Released from Warner Brothers in 1946, Faulkner began in earnest to write A Fable, avowedly his "magnumo," an allegorical work about a Christ-like unknown soldier in World War I. This ultimately flawed book took him almost a decade to complete and marked a turn toward a more didactic, moralistic purpose to his fiction. In a break from toiling on A Fable, Faulkner dashed off Intruder in the Dust in 1948, a "mystery-murder" novel about race relations,"the premise being that the white people in the south, before the North or the govt. or anyone else, owe and must pay a responsibility to the Negro" (Faulkner, Selected Letters262). In a windfall for Faulkner, MGM bought the screen rights for $50,000 and shot the film on location in Oxford.

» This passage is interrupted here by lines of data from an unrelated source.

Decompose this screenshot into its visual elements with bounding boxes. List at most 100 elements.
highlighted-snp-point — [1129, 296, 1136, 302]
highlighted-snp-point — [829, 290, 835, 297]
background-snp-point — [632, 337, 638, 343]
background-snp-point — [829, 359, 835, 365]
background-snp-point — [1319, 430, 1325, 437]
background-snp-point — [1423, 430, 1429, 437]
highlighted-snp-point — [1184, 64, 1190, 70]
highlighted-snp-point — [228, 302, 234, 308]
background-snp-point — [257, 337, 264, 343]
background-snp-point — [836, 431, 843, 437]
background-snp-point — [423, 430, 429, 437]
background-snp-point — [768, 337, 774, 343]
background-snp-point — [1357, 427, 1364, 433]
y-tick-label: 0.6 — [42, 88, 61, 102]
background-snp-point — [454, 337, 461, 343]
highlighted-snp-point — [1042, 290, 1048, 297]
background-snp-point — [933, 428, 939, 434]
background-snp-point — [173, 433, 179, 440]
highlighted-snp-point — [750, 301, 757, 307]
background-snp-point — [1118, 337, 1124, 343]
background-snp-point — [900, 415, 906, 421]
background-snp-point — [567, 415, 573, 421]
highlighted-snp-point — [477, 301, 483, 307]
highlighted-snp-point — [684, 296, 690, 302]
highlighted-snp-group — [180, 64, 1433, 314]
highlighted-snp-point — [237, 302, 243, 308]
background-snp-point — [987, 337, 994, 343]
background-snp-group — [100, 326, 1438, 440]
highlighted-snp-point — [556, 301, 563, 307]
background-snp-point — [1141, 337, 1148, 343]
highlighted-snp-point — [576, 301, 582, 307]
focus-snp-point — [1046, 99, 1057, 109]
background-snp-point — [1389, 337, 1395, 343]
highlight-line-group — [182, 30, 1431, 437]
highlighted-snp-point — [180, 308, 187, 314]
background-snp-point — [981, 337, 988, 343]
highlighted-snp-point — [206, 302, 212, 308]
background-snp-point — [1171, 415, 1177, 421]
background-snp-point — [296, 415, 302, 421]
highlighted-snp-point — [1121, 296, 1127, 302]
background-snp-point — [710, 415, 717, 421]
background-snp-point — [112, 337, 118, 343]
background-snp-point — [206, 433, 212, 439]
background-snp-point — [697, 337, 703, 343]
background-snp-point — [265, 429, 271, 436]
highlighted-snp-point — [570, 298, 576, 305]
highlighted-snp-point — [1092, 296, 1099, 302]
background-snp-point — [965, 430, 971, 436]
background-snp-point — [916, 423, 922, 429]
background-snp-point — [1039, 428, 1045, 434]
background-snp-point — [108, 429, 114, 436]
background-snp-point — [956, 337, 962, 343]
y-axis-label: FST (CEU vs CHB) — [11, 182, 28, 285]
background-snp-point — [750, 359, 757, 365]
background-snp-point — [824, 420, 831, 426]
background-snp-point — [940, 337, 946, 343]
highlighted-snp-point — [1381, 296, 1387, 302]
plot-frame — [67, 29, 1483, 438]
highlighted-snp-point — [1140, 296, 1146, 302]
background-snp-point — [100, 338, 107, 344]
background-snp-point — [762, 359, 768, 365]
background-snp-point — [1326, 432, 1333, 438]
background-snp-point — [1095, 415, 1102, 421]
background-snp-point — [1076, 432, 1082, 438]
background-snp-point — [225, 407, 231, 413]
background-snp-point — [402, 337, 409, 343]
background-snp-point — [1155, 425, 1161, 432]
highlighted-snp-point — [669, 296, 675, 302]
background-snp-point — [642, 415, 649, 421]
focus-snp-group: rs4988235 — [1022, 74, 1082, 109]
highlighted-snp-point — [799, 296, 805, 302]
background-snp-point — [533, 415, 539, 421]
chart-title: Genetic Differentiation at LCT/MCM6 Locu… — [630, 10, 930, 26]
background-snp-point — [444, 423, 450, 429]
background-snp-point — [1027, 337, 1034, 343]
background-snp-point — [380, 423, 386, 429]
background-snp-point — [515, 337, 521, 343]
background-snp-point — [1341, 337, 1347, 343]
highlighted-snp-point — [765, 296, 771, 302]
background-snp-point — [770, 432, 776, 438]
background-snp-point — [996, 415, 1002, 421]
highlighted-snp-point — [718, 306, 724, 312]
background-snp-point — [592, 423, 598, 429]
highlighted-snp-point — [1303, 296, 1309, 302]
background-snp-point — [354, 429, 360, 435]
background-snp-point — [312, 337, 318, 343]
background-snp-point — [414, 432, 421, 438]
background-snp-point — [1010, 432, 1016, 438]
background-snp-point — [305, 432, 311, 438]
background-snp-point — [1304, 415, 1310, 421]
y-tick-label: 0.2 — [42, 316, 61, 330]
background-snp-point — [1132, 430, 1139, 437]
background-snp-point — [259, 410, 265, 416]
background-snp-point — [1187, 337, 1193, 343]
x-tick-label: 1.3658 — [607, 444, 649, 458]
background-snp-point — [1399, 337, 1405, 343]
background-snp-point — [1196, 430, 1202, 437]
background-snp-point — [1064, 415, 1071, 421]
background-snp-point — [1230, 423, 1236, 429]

Intruder in the Dust presaged Faulkner's speaking out on integration. He argued in several public letters that southern blacks must receive equal rights, which led to harassment and threats by bigoted neighbors. However, his resistance to federal intervention to enforce those rights alienated staunch liberals. Faulkner's moderate liberalism angered everyone.
In 1950, though, Faulkner became a Nobel Prize-winning writer recognized around the world as a chronicler of (as he stated in his Stockholm Address) "the old verities and truths of the heart, the old universal truths lacking which any story is ephemeral and doomed--love and honor and pity and pride and compassion and sacrifice" (Faulkner, Essays 120). The more conservative values of the post-war era contributed to a revival of interest in Faulkner's work, now perceived as mythic and universal rather than macabre and regional. The U.S. State Department sent him on a series of goodwill missions to South America, Europe, and Japan starting in 1954.
The decade of the fifties was a difficult one for Faulkner creatively and personally, in spite of his long-awaited fame and the money accompanying it. He feared aging and the loss of his potency as a man and a writer; his drinking binges periodically required treatment; he even underwent electroshock therapy in 1952. In spite of these obstacles, he endured and prevailed, leaving a lasting legacy of stories of the human heart in conflict with itself.
In accepting the Nobel Prize for Literature in 1950, William Faulkner observed that the tragedy of the postwar era was "a general and universal physical fear," leaving only the question: "When will [we] be blown up?" His words stood in ironic contrast to President Roosevelt's reassurance in his first Inaugural Address in 1933 that we had nothing "to fear but fear itself." For Faulkner, the poet's, the writer's, duty and privilege were to remind man "of the courage and honor and hope and pride and compassion and pity and sacrifice which have been the glory of his past." Faulkner's hope was to use his voice to help us win peace and justice with words rather than weapons.